It’s a fact. The end of EU roaming charges is nearly upon us. But it’s not like we didn’t know it was coming. The European Commission has been gearing up the industry up for nearly two years. Roaming charges have been steadily decreasing since July 2012 to get operators ready for this moment.
However, some operators are not happy and are reluctant to comply with the regulations. Some operators have even gone to greater extents to avoid full compliance. An example of this is one operator who changed their price plans from unlimited data which would have applied across the EU to set data allowances for use in their home country and the EU. The catch is that they are now offering unlimited data in their home country as an additional service benefit.
There are other operators who have taken another approach, a laid back approach at that. They put this change in legislation on the long finger but now panic stations have kicked in. Some operators have resorted to getting consultants in to guide them over the transition to ensure that they are fully compliant with the law. There are many systems including charging and reporting configurations required to ensure compliancy as well as to deter from any potential revenue leakage. Operators are going to have to configure each and every price plan to cater for this legislation. Many operators have hundreds of legacy price plans and in some cases the base rates on these plans might be above the maximum charge proposed in the legislation for calls, text or data. Do the operators close these price plans and automatically migrates customers off them. If so, how are they going to communicate this to the affected customers?
The other significant challenge is the configuration of the charging and billing systems. Operators need to update charging and billings systems to ensure that correct rates are applied when roaming in the EU, and where applicable, service bundles are consumed. An example of this would be an Irish person in France, calling somebody in Spain but needs to be treated as a local call.
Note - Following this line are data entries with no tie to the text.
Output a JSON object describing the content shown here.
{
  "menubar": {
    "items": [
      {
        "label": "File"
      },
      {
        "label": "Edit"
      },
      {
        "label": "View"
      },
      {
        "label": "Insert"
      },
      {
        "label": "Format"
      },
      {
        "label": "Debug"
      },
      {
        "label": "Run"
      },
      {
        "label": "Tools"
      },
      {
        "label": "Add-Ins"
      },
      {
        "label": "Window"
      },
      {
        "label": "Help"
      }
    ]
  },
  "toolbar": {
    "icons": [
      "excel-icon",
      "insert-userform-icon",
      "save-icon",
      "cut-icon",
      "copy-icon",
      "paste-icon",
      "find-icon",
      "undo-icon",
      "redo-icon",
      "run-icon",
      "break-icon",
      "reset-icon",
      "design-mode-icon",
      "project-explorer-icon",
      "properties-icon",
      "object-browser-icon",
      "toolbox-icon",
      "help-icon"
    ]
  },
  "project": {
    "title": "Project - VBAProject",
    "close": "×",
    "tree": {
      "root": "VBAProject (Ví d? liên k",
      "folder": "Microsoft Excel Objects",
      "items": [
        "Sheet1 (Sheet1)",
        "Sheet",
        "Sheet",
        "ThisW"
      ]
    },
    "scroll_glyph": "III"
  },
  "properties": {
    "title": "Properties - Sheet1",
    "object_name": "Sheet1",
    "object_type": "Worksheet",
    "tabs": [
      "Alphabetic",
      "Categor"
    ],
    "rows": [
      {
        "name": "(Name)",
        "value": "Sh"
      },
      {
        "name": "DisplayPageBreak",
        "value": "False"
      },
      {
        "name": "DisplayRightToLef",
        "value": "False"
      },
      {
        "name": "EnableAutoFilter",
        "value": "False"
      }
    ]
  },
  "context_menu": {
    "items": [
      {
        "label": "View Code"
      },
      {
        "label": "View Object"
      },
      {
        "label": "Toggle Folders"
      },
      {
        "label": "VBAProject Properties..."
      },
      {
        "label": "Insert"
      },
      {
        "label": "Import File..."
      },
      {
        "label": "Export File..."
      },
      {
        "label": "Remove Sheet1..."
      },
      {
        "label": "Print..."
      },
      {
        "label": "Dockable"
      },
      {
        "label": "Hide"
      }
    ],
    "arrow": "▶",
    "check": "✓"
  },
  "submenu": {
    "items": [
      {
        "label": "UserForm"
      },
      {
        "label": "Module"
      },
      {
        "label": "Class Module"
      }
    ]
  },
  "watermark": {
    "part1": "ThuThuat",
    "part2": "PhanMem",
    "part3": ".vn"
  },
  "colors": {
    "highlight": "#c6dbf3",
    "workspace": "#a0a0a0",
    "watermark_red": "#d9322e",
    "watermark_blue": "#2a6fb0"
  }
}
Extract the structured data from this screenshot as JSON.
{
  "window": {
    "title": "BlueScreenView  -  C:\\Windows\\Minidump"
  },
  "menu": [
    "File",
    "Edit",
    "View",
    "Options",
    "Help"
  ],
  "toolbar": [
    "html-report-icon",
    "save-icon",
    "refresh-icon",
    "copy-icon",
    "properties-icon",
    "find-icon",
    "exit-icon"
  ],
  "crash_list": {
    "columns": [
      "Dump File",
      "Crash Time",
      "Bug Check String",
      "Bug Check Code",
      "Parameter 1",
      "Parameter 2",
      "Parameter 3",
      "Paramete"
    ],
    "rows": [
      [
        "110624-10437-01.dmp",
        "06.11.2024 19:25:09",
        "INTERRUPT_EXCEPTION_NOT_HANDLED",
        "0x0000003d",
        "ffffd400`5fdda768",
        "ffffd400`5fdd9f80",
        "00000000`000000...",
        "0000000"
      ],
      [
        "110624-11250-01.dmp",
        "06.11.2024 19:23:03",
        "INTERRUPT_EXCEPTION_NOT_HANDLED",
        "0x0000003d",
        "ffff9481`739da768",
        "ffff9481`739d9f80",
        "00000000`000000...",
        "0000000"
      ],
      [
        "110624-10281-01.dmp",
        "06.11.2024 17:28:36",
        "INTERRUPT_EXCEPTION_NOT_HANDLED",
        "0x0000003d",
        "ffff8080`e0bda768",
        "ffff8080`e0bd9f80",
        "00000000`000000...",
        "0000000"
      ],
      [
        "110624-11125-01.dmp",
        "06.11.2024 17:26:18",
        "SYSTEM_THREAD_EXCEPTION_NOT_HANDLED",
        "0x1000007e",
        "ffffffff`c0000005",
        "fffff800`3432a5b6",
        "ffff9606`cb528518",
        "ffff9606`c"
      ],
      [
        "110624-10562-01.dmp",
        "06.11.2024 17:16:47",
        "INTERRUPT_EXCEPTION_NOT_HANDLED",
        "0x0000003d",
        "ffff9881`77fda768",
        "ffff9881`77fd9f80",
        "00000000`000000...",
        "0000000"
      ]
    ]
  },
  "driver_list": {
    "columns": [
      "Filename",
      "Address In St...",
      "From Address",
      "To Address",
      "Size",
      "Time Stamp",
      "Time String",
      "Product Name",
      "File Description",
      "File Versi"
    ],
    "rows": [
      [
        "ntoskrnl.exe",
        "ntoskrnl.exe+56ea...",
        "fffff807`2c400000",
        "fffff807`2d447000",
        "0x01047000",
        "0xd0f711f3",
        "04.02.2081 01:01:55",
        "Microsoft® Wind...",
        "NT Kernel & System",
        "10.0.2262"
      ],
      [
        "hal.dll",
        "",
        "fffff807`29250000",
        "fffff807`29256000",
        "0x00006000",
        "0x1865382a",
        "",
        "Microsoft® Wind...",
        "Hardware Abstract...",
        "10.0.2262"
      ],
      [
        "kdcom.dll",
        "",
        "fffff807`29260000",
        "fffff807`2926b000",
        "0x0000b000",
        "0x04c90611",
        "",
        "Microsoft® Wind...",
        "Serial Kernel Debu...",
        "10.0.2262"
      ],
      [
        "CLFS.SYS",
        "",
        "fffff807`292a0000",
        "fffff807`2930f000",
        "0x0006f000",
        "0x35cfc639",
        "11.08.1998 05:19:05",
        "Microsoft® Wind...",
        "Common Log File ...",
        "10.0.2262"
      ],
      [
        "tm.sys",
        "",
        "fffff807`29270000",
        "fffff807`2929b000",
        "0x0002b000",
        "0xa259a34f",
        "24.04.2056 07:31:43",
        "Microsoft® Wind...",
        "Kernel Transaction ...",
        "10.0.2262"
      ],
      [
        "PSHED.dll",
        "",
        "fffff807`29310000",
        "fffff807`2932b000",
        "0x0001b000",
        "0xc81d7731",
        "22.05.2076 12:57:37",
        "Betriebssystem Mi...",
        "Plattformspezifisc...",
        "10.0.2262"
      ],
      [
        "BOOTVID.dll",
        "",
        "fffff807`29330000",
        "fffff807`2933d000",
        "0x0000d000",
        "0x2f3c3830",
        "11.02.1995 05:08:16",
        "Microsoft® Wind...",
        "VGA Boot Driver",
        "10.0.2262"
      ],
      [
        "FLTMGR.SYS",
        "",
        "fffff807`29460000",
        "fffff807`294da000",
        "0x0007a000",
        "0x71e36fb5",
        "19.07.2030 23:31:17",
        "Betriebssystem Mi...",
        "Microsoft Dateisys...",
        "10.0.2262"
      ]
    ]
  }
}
There are many scenarios like this that operators will have to map out and configure for each price plan on both prepaid and post-paid systems.
Some operators are interpreting the regulation in ways that can benefit their business. They are requiring all their prepaid customers to register their accounts with a proof of address. If they don’t register, they don’t get the roam like home benefits. This is a bold move as typically it’s been a significant challenge for operators to get registration details off some prepaid customers.
The fair usage policy is key to the success of the legislation. However, the European commission didn’t cover themselves in glory here as they released the details only for it to be retracted and 2 weeks later another variation released. The policy allows operators to establish the residency of their customers. Then they can monitor traffic over a 4 month period to distinguish between domestic and roaming usage. They have also addressed measures to prevent mass selling/distribution of sim cards across the EU.
There is still a lot of work for operators to do if they are not already all over it. I don’t envy the minefield of work involved as well as the work that all national regulators are going to undertake to ensure that operators are compliant.